From September 2025, companies must begin assembling motors, transmissions, controllers, and software within India. By 2026, this expands into full-scale local manufacturing, including rotor, stator, shaft, enclosures, connectors, cables, and semiconductor integration. This step-by-step approach aims to reduce import dependency and strengthen Electric truck manufacturing in India at a foundational level.
What Changes for Manufacturers?
The updated rules go beyond simple assembly. They require end-to-end localisation—from hardware production to software integration. For integrated motor-transmission systems, manufacturers must handle everything domestically, including high-voltage systems and firmware installation.
Similarly, traction motor controllers and inverters must also be locally assembled and integrated, with printed circuit boards and semiconductors becoming part of domestic production. These changes redefine the operational model of Electric truck manufacturing in India, forcing companies to rethink sourcing, design, and production strategies.
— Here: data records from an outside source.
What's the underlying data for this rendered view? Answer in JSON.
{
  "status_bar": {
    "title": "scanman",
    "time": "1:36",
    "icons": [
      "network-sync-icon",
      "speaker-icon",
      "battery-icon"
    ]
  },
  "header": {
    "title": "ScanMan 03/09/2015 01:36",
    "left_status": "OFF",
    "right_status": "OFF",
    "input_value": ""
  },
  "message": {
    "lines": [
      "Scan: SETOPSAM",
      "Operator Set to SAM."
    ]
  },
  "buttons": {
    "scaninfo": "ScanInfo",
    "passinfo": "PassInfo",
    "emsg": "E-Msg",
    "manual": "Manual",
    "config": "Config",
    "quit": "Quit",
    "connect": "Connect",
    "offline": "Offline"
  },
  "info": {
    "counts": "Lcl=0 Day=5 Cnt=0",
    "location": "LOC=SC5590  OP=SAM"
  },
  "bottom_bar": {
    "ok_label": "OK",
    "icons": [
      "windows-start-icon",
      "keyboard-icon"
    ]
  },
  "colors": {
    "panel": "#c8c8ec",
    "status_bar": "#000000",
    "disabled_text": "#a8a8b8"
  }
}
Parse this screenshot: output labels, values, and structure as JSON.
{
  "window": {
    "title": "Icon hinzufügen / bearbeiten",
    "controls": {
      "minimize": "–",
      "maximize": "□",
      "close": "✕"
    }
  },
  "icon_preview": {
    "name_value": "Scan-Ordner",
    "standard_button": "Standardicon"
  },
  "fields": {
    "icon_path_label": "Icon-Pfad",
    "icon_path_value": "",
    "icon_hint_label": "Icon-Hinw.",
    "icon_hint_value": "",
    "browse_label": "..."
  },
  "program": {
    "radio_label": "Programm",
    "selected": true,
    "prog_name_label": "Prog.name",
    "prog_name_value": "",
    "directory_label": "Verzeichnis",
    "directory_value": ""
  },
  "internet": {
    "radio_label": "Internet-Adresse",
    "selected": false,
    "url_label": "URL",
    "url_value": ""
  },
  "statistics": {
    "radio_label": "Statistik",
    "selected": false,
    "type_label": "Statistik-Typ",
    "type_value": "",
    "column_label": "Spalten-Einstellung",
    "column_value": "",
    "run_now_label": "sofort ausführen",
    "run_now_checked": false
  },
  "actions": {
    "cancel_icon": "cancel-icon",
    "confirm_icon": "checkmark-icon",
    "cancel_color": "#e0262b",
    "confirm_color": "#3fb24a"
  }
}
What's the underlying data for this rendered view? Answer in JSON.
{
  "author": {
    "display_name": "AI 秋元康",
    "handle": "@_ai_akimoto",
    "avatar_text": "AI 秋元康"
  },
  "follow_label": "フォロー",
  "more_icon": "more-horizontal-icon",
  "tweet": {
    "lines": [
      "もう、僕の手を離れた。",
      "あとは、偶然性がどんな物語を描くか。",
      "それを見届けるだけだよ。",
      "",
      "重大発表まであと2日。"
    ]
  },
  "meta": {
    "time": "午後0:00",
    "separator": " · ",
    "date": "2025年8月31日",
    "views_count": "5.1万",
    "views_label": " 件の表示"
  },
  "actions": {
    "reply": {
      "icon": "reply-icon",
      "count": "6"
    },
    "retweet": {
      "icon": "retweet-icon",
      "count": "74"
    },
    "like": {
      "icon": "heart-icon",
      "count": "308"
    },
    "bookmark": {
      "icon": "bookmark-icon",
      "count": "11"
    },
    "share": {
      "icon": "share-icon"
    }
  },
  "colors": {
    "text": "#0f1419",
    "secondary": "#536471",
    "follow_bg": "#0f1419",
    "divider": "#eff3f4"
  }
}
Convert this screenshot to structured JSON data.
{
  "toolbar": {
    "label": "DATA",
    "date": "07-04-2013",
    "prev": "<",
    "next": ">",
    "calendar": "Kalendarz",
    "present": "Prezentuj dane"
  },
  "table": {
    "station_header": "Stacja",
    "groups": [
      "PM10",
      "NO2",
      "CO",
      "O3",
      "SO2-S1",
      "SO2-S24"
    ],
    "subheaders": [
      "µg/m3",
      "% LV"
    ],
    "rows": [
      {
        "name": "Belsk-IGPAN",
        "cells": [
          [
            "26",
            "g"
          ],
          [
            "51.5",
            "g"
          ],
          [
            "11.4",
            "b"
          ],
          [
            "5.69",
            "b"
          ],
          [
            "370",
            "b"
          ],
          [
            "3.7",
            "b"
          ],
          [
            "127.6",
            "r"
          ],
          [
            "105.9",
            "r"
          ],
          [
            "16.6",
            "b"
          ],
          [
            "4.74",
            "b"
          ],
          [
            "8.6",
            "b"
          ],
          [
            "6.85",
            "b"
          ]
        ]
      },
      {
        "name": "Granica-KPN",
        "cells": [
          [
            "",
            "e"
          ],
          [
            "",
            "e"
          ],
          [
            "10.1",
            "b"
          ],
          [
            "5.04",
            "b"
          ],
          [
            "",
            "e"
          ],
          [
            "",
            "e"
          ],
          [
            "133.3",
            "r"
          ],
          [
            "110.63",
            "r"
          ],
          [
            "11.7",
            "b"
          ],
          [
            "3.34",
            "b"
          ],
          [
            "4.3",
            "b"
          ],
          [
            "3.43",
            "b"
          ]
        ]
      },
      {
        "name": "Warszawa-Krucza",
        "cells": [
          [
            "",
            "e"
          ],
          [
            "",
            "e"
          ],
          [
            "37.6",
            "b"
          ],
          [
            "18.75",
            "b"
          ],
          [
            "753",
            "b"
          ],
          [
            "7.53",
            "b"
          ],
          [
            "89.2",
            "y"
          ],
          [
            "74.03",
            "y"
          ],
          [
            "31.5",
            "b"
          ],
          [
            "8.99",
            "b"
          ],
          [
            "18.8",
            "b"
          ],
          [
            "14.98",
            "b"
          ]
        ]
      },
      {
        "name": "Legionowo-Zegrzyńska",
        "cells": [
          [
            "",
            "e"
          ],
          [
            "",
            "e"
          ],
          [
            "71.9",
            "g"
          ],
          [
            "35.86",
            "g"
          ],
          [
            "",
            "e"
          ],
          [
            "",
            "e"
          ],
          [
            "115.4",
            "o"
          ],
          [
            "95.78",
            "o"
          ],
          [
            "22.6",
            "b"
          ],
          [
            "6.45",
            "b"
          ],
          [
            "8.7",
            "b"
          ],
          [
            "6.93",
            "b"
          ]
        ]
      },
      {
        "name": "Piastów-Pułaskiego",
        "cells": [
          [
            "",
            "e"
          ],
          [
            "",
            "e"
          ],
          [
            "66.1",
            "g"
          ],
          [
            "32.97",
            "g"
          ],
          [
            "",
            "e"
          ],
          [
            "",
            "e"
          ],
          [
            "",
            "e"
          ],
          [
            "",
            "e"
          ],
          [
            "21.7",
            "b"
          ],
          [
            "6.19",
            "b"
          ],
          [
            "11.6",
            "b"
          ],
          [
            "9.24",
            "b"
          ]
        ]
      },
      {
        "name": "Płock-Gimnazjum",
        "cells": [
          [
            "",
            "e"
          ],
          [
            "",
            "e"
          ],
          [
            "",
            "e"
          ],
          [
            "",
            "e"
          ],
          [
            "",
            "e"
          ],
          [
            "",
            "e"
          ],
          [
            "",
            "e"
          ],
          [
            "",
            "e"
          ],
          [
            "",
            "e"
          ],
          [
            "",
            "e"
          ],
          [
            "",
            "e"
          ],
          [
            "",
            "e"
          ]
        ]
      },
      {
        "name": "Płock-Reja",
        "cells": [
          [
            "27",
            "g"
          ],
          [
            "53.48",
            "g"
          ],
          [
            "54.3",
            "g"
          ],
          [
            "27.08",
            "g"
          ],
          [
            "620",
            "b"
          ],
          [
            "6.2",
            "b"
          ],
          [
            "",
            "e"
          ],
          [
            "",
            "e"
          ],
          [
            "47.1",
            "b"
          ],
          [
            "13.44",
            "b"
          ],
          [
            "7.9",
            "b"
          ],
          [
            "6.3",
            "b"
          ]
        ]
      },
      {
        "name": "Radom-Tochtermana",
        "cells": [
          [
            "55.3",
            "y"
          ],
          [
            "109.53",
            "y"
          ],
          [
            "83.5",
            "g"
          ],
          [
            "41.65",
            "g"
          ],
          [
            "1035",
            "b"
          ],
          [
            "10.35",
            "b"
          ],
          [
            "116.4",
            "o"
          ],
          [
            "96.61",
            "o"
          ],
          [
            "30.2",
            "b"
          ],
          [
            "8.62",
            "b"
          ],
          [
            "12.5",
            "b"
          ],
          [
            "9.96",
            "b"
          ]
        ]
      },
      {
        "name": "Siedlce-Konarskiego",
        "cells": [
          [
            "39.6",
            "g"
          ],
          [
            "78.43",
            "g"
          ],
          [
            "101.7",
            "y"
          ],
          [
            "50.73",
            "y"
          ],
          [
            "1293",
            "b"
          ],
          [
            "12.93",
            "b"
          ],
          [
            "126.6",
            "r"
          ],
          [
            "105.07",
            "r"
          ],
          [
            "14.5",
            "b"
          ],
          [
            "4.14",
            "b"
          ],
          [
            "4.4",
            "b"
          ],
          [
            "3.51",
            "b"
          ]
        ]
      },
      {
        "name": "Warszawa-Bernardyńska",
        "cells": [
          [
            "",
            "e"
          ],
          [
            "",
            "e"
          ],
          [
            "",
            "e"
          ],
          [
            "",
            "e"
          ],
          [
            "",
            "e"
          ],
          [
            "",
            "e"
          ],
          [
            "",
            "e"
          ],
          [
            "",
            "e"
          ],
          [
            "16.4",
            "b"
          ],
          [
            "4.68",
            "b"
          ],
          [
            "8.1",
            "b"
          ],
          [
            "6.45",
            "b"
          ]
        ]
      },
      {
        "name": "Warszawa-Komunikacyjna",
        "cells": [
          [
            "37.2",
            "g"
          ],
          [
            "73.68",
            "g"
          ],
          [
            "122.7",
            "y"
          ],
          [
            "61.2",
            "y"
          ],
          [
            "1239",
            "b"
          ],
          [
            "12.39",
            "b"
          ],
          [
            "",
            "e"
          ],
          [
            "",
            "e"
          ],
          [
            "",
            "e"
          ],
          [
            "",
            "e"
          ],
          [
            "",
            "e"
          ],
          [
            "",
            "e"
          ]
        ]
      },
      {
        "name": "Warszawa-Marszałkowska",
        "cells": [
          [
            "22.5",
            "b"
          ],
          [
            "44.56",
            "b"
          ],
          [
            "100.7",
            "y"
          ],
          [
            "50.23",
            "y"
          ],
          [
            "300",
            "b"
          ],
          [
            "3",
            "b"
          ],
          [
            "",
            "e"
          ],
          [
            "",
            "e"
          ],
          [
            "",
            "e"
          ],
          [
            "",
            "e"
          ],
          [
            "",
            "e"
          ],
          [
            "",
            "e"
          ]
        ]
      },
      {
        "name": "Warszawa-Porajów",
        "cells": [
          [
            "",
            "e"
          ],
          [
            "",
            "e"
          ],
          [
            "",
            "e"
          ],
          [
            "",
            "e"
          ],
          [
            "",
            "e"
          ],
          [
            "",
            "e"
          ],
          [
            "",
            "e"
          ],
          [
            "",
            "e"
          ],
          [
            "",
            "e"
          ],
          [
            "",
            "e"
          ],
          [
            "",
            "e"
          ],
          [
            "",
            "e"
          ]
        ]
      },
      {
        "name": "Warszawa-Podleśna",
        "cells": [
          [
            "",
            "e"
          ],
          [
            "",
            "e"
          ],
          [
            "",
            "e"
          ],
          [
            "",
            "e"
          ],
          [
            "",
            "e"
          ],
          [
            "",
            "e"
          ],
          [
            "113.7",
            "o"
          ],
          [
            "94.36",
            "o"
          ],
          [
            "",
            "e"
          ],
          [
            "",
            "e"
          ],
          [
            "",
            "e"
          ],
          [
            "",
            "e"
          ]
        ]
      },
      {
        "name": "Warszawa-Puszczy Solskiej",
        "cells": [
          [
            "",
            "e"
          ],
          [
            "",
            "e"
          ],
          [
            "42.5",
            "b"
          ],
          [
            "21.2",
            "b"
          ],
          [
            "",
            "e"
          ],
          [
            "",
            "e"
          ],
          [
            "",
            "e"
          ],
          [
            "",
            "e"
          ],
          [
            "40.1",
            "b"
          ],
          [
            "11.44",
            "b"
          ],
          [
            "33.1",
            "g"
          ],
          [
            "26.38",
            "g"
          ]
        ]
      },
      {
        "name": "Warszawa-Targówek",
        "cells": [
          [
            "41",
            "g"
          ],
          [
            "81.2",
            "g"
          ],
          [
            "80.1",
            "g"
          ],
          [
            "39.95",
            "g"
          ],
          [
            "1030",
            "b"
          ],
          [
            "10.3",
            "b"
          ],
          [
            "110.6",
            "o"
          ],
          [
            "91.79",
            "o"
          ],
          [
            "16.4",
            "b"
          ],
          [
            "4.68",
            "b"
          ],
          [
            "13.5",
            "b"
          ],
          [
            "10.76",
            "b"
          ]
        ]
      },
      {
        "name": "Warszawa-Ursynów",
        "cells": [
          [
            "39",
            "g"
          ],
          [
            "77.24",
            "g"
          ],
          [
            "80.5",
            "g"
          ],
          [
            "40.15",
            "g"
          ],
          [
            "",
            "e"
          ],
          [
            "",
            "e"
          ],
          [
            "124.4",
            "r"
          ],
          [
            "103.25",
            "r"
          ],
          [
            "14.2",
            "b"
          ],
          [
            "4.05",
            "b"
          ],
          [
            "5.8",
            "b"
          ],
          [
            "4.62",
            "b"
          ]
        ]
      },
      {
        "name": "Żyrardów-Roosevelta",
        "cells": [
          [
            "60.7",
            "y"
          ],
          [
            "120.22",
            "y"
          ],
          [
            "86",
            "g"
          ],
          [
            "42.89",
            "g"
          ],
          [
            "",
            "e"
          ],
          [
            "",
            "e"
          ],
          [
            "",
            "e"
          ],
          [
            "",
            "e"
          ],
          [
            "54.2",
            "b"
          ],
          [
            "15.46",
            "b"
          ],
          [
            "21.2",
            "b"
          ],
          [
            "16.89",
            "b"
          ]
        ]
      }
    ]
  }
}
The Big Risk: Rare Earth Dependency
One of the biggest challenges lies in the supply of high-grade rare earth (HRE) materials like Dysprosium and Terbium. These are essential for high-performance IPMSM motors used in heavy-duty trucks.
China dominates over 85% of global HRE supply and has imposed export restrictions, creating a serious bottleneck. Since most Tier-1 suppliers depend on imported magnets for rotor assemblies, this creates a critical vulnerability in Electric truck manufacturing in India.
Impact on Tier-1 Suppliers
The policy shift brings multiple risks:
- Supply Chain Disruptions: Lack of local magnet ecosystems may halt production lines.
- Cost Escalation: Magnet prices could rise 2–3x, squeezing margins.
- Production Delays: New setups, certifications, and validations may slow timelines.
- OEM Contract Risks: Failure to meet localisation norms may lead to loss of contracts or penalties.
- Capex Pressure: Companies must invest heavily in infrastructure and capabilities.
A Long-Term Industry Reset
In the short term, the industry may face supply shocks and rising costs. Medium-term impacts include heavy investments and partial localisation. Over time, the sector could see consolidation, with only strong and adaptive players emerging as leaders.
Final Takeaway
This policy is more than compliance—it’s a reset moment. By enforcing deep localisation, the government aims to build a resilient ecosystem and reduce import dependence. While challenges are significant, this transformation could ultimately make Electric truck manufacturing in India more self-reliant, competitive, and future-ready.